During the evening of July 13, 1977, another blackout seized the city. The cause? Multiple lightning strikes at a Consolidated Edison transmission line. This time, the reaction by New Yorkers proved startlingly different. More modest in scope — only nine million people were affected — the 1977 blackout was more brutal in consequence. For with the descent of the shadows came a fierce night of arson, looting and violence, mostly in such poor areas of the city as Brooklyn’s Bushwick section. Police arrested four thousand people. Firefighters battled a thousand blazes. And, according to some estimates, the looting resulted in $1 billion in business losses.

Many observers rightly have noted the contrasting social  responses to these two famous blackouts. Yet large-scale power failures, past and present, also have something in common: they reveal our dependence upon increasingly complicated technologies and the increasingly distant experts who run them. 

Corporations encourage us to purchase an endless variety of new and intricate household appliances. Automotive engineers design cars that defy the capacities of local mechanics and ordinary drivers alike. (The newest models do not even offer the conventional lever that permits drivers to roll up windows by hand.) Visit the hospital, and you will confront a forbidding array of digital devices. They might understand you, but you cannot understand them. And computers, as the “Y2K” problem has insisted, increase our productivity while they take from us basic control over the tools of communication. Once, we simply sharpened our pencils. Now we call the Microsoft help line.

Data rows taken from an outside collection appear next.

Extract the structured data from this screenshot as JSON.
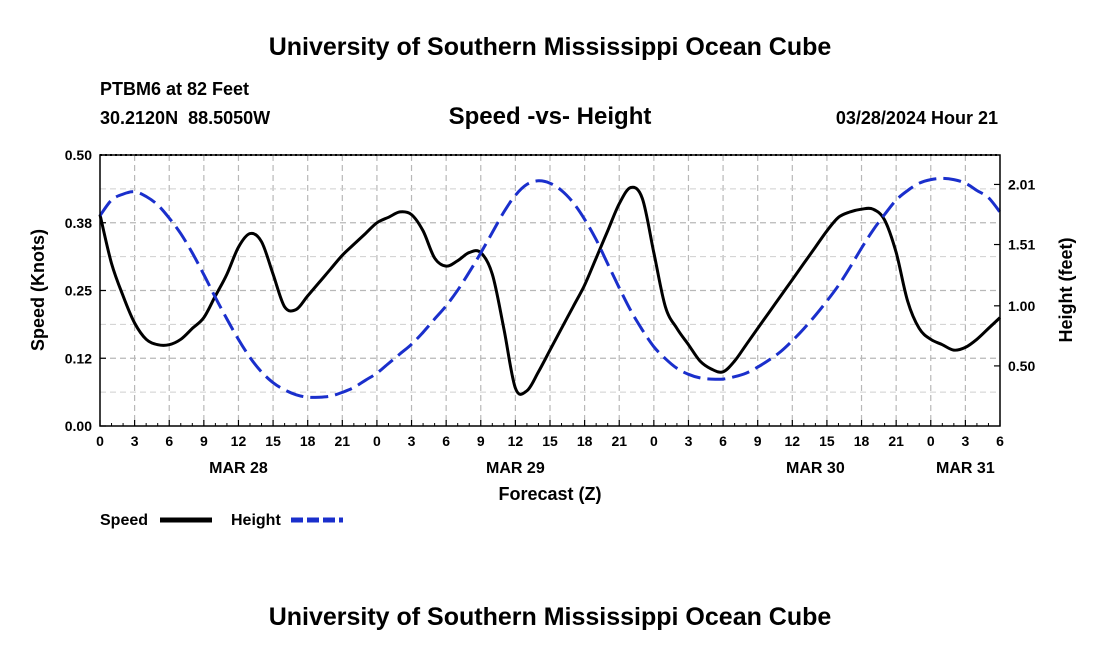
{
  "header": {
    "title": "University of Southern Mississippi Ocean Cube",
    "station": "PTBM6 at 82 Feet",
    "coords": "30.2120N  88.5050W",
    "chart_title": "Speed -vs- Height",
    "date": "03/28/2024 Hour 21"
  },
  "footer": {
    "title": "University of Southern Mississippi Ocean Cube"
  },
  "chart_data": {
    "type": "line",
    "title": "Speed -vs- Height",
    "xlabel": "Forecast (Z)",
    "ylabel": "Speed (Knots)",
    "y2label": "Height (feet)",
    "x_tick_labels": [
      "0",
      "3",
      "6",
      "9",
      "12",
      "15",
      "18",
      "21",
      "0",
      "3",
      "6",
      "9",
      "12",
      "15",
      "18",
      "21",
      "0",
      "3",
      "6",
      "9",
      "12",
      "15",
      "18",
      "21",
      "0",
      "3",
      "6"
    ],
    "x_range_hours": [
      0,
      78
    ],
    "day_labels": [
      {
        "label": "MAR 28",
        "hour": 12
      },
      {
        "label": "MAR 29",
        "hour": 36
      },
      {
        "label": "MAR 30",
        "hour": 62
      },
      {
        "label": "MAR 31",
        "hour": 75
      }
    ],
    "ylim": [
      0,
      0.5
    ],
    "y_tick_labels": [
      "0.00",
      "0.12",
      "0.25",
      "0.38",
      "0.50"
    ],
    "y_ticks": [
      0,
      0.125,
      0.25,
      0.375,
      0.5
    ],
    "y2lim": [
      0.0,
      2.255
    ],
    "y2_tick_labels": [
      "0.50",
      "1.00",
      "1.51",
      "2.01"
    ],
    "y2_ticks": [
      0.5,
      1.0,
      1.51,
      2.01
    ],
    "grid": true,
    "series": [
      {
        "name": "Speed",
        "axis": "left",
        "color": "#000000",
        "style": "solid",
        "x": [
          0,
          1,
          2,
          3,
          4,
          5,
          6,
          7,
          8,
          9,
          10,
          11,
          12,
          13,
          14,
          15,
          16,
          17,
          18,
          19,
          20,
          21,
          22,
          23,
          24,
          25,
          26,
          27,
          28,
          29,
          30,
          31,
          32,
          33,
          34,
          35,
          36,
          37,
          38,
          39,
          40,
          41,
          42,
          43,
          44,
          45,
          46,
          47,
          48,
          49,
          50,
          51,
          52,
          53,
          54,
          55,
          56,
          57,
          58,
          59,
          60,
          61,
          62,
          63,
          64,
          65,
          66,
          67,
          68,
          69,
          70,
          71,
          72,
          73,
          74,
          75,
          76,
          77,
          78
        ],
        "values": [
          0.39,
          0.3,
          0.24,
          0.19,
          0.16,
          0.15,
          0.15,
          0.16,
          0.18,
          0.2,
          0.24,
          0.28,
          0.33,
          0.355,
          0.34,
          0.28,
          0.22,
          0.215,
          0.24,
          0.265,
          0.29,
          0.315,
          0.335,
          0.355,
          0.375,
          0.385,
          0.395,
          0.39,
          0.36,
          0.31,
          0.295,
          0.305,
          0.32,
          0.32,
          0.28,
          0.18,
          0.07,
          0.065,
          0.1,
          0.14,
          0.18,
          0.22,
          0.26,
          0.31,
          0.36,
          0.41,
          0.44,
          0.42,
          0.32,
          0.22,
          0.18,
          0.15,
          0.12,
          0.105,
          0.1,
          0.12,
          0.15,
          0.18,
          0.21,
          0.24,
          0.27,
          0.3,
          0.33,
          0.36,
          0.385,
          0.395,
          0.4,
          0.4,
          0.38,
          0.32,
          0.23,
          0.18,
          0.16,
          0.15,
          0.14,
          0.145,
          0.16,
          0.18,
          0.2
        ]
      },
      {
        "name": "Height",
        "axis": "right",
        "color": "#1a2fcc",
        "style": "dashed",
        "x": [
          0,
          1,
          2,
          3,
          4,
          5,
          6,
          7,
          8,
          9,
          10,
          11,
          12,
          13,
          14,
          15,
          16,
          17,
          18,
          19,
          20,
          21,
          22,
          23,
          24,
          25,
          26,
          27,
          28,
          29,
          30,
          31,
          32,
          33,
          34,
          35,
          36,
          37,
          38,
          39,
          40,
          41,
          42,
          43,
          44,
          45,
          46,
          47,
          48,
          49,
          50,
          51,
          52,
          53,
          54,
          55,
          56,
          57,
          58,
          59,
          60,
          61,
          62,
          63,
          64,
          65,
          66,
          67,
          68,
          69,
          70,
          71,
          72,
          73,
          74,
          75,
          76,
          77,
          78
        ],
        "values": [
          1.75,
          1.88,
          1.93,
          1.95,
          1.91,
          1.84,
          1.73,
          1.6,
          1.44,
          1.26,
          1.07,
          0.89,
          0.72,
          0.57,
          0.45,
          0.36,
          0.3,
          0.26,
          0.24,
          0.24,
          0.25,
          0.28,
          0.32,
          0.38,
          0.44,
          0.52,
          0.6,
          0.68,
          0.78,
          0.89,
          1.0,
          1.13,
          1.28,
          1.44,
          1.61,
          1.78,
          1.92,
          2.01,
          2.04,
          2.02,
          1.96,
          1.86,
          1.72,
          1.55,
          1.35,
          1.15,
          0.96,
          0.8,
          0.66,
          0.56,
          0.48,
          0.43,
          0.4,
          0.39,
          0.39,
          0.41,
          0.44,
          0.49,
          0.55,
          0.62,
          0.71,
          0.81,
          0.92,
          1.04,
          1.17,
          1.32,
          1.48,
          1.63,
          1.76,
          1.88,
          1.96,
          2.02,
          2.05,
          2.06,
          2.05,
          2.02,
          1.96,
          1.9,
          1.78
        ]
      }
    ],
    "legend": [
      {
        "label": "Speed",
        "color": "#000000",
        "style": "solid"
      },
      {
        "label": "Height",
        "color": "#1a2fcc",
        "style": "dashed"
      }
    ]
  }
}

Blackouts, too, belong to the late twentieth century, to its quest for greater technological “progress” at the expense of local autonomy and individual self-reliance. Who among us understands today’s interconnected circuitry? Who among us can do more than wait, helplessly, as experts restore our power? 

Thoughtful commentators sometimes remark that daily existence in a technology-driven society such as ours is precarious. To be sure, with an unexpected plunge into darkness, hospitals scramble for emergency energy, businesses slow, and householders stumble toward candles and flashlights. Yet life in the United States has always proven precarious. What has changed is the character of our insecurity. When the lights go out, the terms of modern life are starkly revealed: we have traded competence and control for convenience and “progress.”


John H. Summers, a doctoral candidate in history at the University of Rochester and assistant editor of the Blackout History Project , is a writer for the History News Service.